Ben Jones was the trainer of Whirlaway, the 1941 Triple Crown winner, with Jimmy as his assistant. Jimmy trained Citation, the 1948 Triple Crown winner, for 43 of his 45 career starts. But the week of the Derby in 1948, Citation ran twice – in the Derby Trial on April 27, and the Derby on May 1 – in the name of Ben Jones, a clerical move made to give Ben Jones a chance to win his fourth Derby, which would tie him for the all-time record at the time with “Derby Dick” Thompson.
Citation of course won that race, and Ben Jones did go on to win the Derby twice more, in 1949 and 1952, so he holds the official record of six Derby wins. Take away Citation, though, and Baffert is his equal, with five Derby wins.
The switch with Citation for the 1948 Derby rankled Jimmy Jones, who won the Derby twice in later years, in 1957 and 1958.
“That was a battleground for us. That wasn’t right,” Jones told Daily Racing Form’s Jay Hovdey in story published in June 2001, three months before Jones’s death at age 94.
As a result, Citation is listed in official records as trained by Ben Jones for the Derby, but Jimmy for the Preakness and Belmont. So, Fitzsimmons currently stands alone as the only trainer to win the Triple Crown twice. That’s the rare company Baffert could join on Saturday.
Baffert went into the Belmont three times before American Pharoah with chances to win the Triple Crown. Both Silver Charm in 1997 and Real Quiet in 1998 ran well but narrowly lost, and War Emblem did a face plant at the start of the 2002 Belmont, eliminating what chance he may have had.
Baffert prior to the 1998 Belmont met Jimmy Jones at a Belmont party. “I’ve read up on all those guys, him and his dad.
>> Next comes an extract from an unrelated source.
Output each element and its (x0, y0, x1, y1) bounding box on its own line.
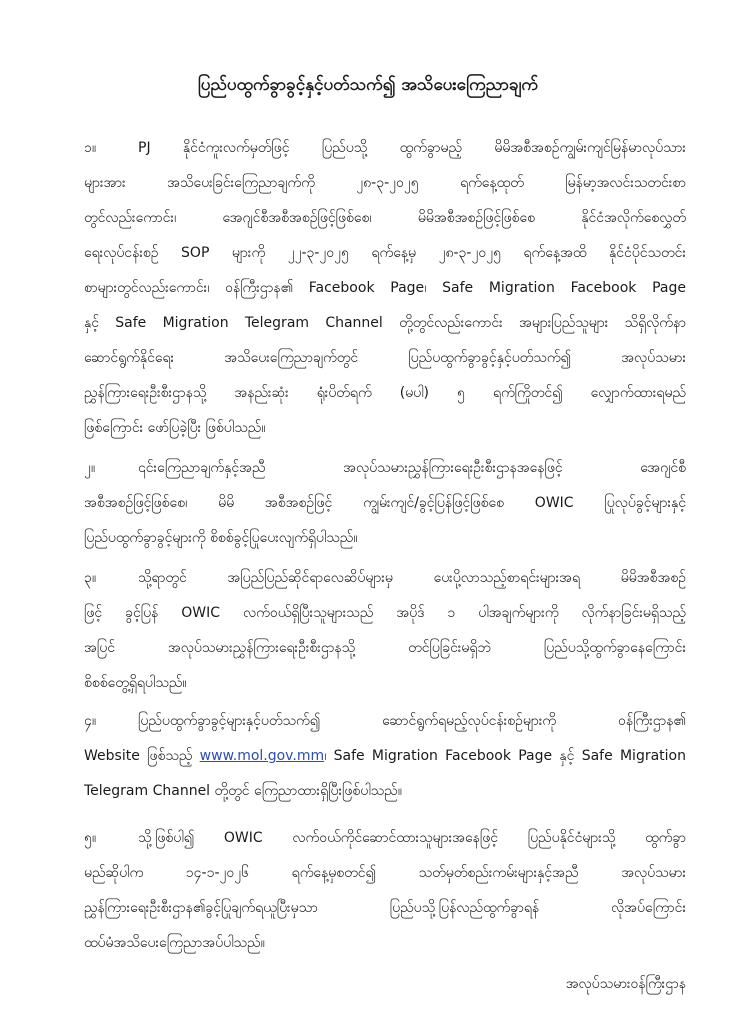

Little guy, really nice,” Baffert recalled of their meeting. “He said, ‘When you have one, you’ll know.’ ”
American Pharoah was that horse. He held up to the rigors of the Triple Crown and polished off the Belmont with a flourish.
“He was a machine,” Baffert said. “Going into the Belmont we knew we had the horse, but you have to prepare yourself for disappointment. We were quietly confident, but you’ve still got to do it.
“This horse, the same way,” Baffert said of Justify, whom he said “has handled everything thrown at him without losing his composure.”
Justify is a big, strong horse who stands 16-3 hands and weighs 1,270 pounds. His physical strength has been a huge benefit during this accelerated rise to the top.
“Races don’t knock him out,” Baffert said.
Their campaigns have been starkly different. American Pharoah was an accomplished 2-year-old who had a lengthy layoff prior to his 3-year-old season. Justify didn’t even get to the races until Feb. 18. He would be the first Triple Crown winner to have never raced at age 2.
They required different approaches in terms of their pre-Derby preparation, and a different skill set from their trainer to navigate them to this point.
“I feel privileged to train these horses,” Baffert said. “We must be doing something right. Having a great horse like this makes it a lot easier. And I’m proud to know that when we get a good one, we know how to handle it.”